Les campagnes antiracistes des instances officielles, telles celles de l’UEFA et de la FIFA, ne sont souvent que des opérations de communication. Ces instances se retrouvent en porte-à-faux dès qu’il y a un véritable problème et qu’il faudrait sanctionner effectivement un club ou un pays. Les joueurs brandissent une banderole « Say no to racism » avant le match mais le joueur de couleur pris pour cible par le public est dans les faits livré à lui-même et prié de « prendre sur lui » et de ne pas réagir.

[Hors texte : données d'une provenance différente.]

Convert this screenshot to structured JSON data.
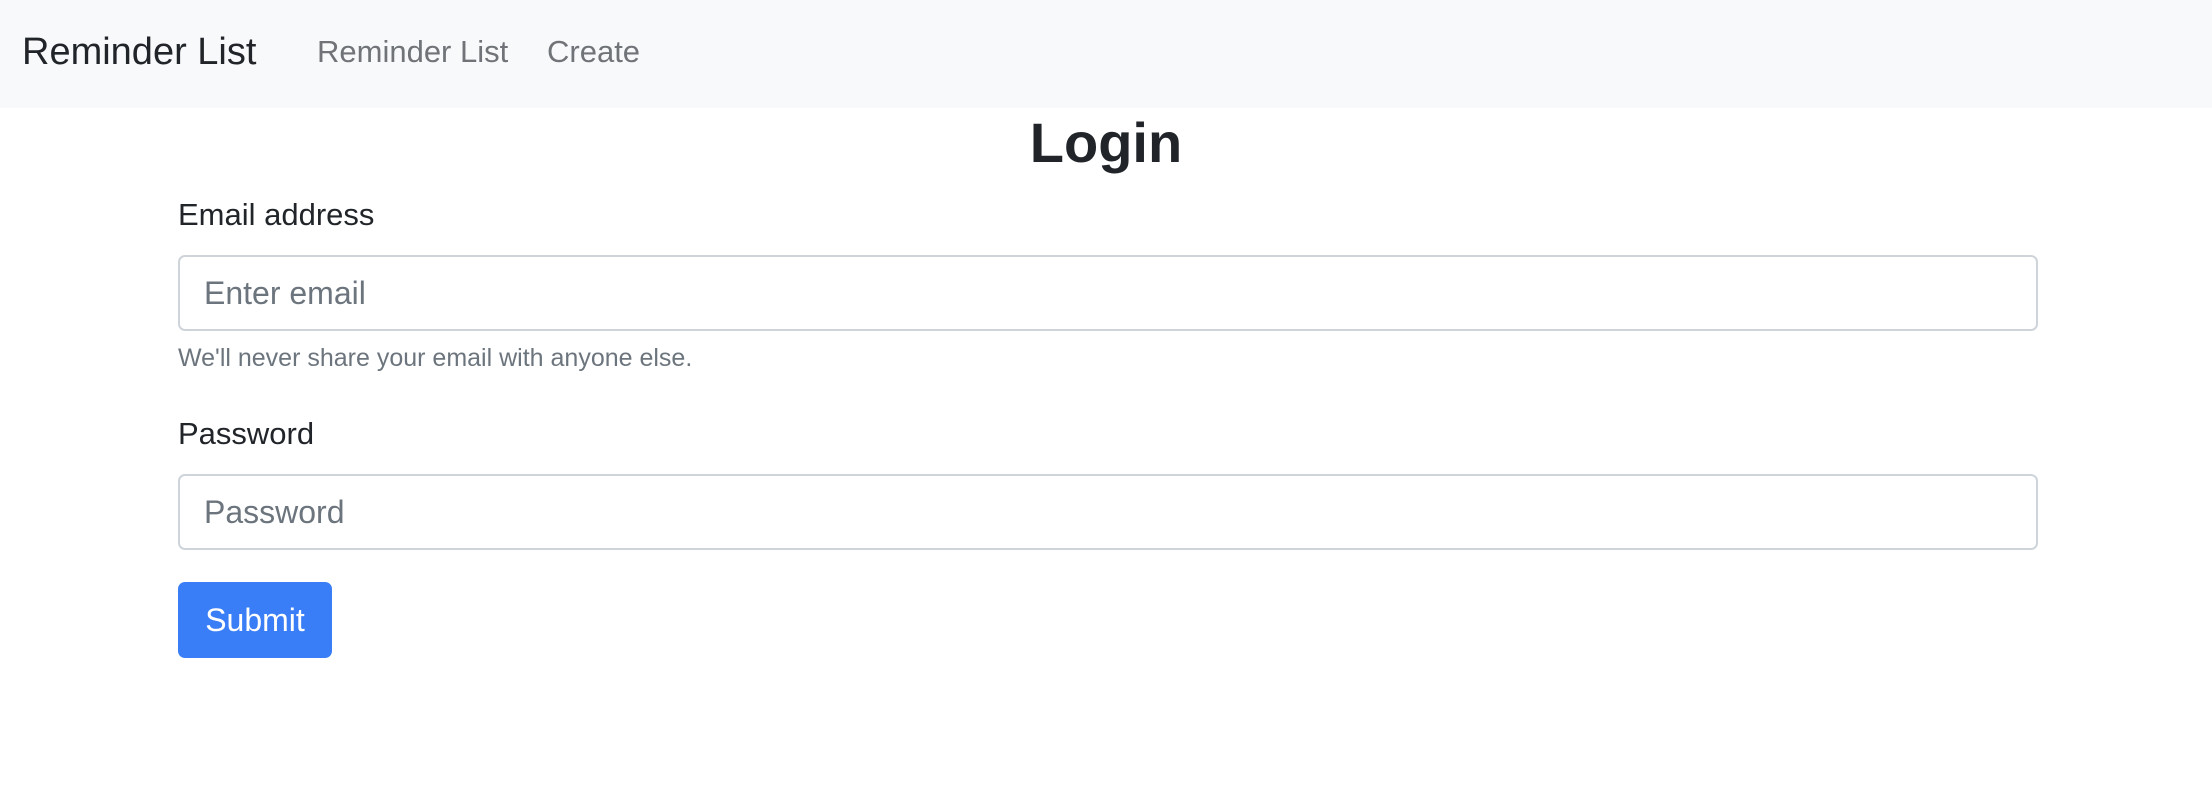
{
  "navbar": {
    "brand": "Reminder List",
    "links": [
      "Reminder List",
      "Create"
    ]
  },
  "page": {
    "title": "Login"
  },
  "form": {
    "email": {
      "label": "Email address",
      "placeholder": "Enter email",
      "value": "",
      "help": "We'll never share your email with anyone else."
    },
    "password": {
      "label": "Password",
      "placeholder": "Password",
      "value": ""
    },
    "submit_label": "Submit"
  },
  "colors": {
    "navbar_bg": "#f8f9fa",
    "primary": "#3a7ef7",
    "muted_text": "#6c757d",
    "text": "#212529"
  }
}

Lors de l’Euro 2016, Le Temps a mis sur pied une opération avec la plateforme albinfo.ch pour traiter parallèlement des équipes de Suisse (qui comportait 7 joueurs d’origine albanaise) et d'Albanie (avec 6 joueurs doubles nationaux suisses et albanais) qui étaient appelées à se rencontrer dans le même groupe. Le discours dominant à l’époque du tirage au sort était de dire, sur le ton de la plaisanterie, que l’Albanie aurait deux équipes à l’Euro. Le Temps a pris le contrepied en soulignant que la Suisse aussi aurait deux équipes, puisqu’une bonne dizaine de joueurs de la sélection albanaise avaient grandi et été formés en Suisse. Cette démarche a, nous l’espérons, contribué à porter un autre regard sur l’Autre.